Uitspraak
1.Geding in cassatie
2.Beoordeling van het tweede middel
3.Beoordeling van het vierde middel
4.Slotsom
5.Beslissing
26 november 2013.
Hoge Raad
In deze zaak gaat het om een beroep in cassatie tegen een arrest van het Gerechtshof te 's-Gravenhage, waarbij de verdachte, geboren in 1952, in eerste aanleg was veroordeeld tot een gevangenisstraf van 48 maanden. De Hoge Raad heeft eerder op 3 september 2013, ECLI:NL:HR:2013:583, geoordeeld dat twee van de ingediende middelen niet tot cassatie konden leiden, maar dat de Advocaat-Generaal zich moest uitlaten over het derde middel. De Advocaat-Generaal E.J. Hofstee heeft in zijn aanvullende conclusie geadviseerd om de opgelegde straf te verminderen, terwijl het beroep voor het overige verworpen moest worden.
De Hoge Raad heeft het tweede middel beoordeeld en geconcludeerd dat dit middel niet tot cassatie kan leiden, zonder verdere motivering. Echter, bij de beoordeling van het vierde middel werd vastgesteld dat de redelijke termijn, zoals bedoeld in artikel 6, eerste lid, van het Europees Verdrag voor de Rechten van de Mens (EVRM), was overschreden. Dit was het gevolg van de te late indiening van de stukken door het Hof. De Hoge Raad oordeelde dat er meer dan twee jaar waren verstreken sinds het instellen van het cassatieberoep, wat leidde tot de conclusie dat de redelijke termijn was overschreden.

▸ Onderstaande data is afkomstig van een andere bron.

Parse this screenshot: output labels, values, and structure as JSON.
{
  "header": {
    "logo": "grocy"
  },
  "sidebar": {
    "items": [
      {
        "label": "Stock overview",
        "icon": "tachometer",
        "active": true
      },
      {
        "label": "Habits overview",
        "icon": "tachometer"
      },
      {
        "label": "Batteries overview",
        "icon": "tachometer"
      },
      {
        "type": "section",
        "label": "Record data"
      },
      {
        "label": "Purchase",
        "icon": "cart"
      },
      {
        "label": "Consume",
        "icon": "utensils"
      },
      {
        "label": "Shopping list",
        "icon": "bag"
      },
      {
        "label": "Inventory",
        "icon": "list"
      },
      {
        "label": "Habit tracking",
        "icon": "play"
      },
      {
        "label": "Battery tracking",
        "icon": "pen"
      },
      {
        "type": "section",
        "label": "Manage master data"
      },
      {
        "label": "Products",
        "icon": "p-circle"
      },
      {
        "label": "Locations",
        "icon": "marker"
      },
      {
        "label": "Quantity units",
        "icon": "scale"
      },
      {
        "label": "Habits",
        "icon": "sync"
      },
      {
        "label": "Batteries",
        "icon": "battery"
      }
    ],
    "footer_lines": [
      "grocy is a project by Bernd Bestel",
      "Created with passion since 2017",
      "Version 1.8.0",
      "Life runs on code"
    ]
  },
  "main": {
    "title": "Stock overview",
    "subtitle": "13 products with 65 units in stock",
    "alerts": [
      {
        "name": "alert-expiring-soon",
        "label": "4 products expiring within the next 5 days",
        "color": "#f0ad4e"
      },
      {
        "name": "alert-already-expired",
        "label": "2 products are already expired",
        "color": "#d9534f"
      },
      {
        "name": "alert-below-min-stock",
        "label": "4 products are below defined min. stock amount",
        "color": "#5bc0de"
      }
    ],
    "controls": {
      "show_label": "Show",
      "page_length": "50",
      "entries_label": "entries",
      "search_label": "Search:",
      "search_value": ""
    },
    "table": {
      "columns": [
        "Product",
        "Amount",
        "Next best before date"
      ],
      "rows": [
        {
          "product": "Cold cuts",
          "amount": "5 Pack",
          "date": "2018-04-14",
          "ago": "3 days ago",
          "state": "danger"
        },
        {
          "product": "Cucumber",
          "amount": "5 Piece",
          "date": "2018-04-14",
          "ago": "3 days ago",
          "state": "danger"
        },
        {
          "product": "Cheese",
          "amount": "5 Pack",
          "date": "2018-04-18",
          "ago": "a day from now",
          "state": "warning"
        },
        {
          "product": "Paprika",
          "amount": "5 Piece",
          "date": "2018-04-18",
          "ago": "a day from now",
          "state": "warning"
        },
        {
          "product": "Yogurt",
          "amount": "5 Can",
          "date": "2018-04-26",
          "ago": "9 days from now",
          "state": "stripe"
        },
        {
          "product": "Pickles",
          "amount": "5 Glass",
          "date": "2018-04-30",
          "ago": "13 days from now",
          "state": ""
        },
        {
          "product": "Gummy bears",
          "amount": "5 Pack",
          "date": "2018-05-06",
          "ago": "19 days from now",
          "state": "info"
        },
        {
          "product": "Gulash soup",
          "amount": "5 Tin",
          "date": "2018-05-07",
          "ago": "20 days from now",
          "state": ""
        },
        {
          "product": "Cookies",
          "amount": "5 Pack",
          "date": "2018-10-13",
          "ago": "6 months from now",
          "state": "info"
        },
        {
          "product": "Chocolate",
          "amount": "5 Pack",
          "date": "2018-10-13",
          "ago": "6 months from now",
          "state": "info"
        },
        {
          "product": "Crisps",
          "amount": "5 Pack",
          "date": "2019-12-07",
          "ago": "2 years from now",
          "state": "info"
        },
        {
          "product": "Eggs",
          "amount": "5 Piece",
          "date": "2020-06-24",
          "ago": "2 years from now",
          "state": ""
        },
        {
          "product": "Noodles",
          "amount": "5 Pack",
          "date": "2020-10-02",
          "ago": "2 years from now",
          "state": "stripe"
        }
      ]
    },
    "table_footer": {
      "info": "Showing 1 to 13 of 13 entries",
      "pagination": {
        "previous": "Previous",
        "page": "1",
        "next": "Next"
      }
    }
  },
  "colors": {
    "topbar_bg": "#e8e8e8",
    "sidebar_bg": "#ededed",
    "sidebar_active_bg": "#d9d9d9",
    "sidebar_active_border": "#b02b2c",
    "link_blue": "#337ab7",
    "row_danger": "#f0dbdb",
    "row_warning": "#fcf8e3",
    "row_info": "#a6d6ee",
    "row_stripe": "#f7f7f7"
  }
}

Als gevolg hiervan heeft de Hoge Raad besloten de opgelegde gevangenisstraf te verminderen van 48 maanden naar 43 maanden. De Hoge Raad heeft de bestreden uitspraak vernietigd, maar alleen wat betreft de duur van de opgelegde gevangenisstraf, en het beroep voor het overige verworpen. Deze uitspraak is gedaan op 26 november 2013, door de vice-president en twee raadsheren, in aanwezigheid van de waarnemend griffier.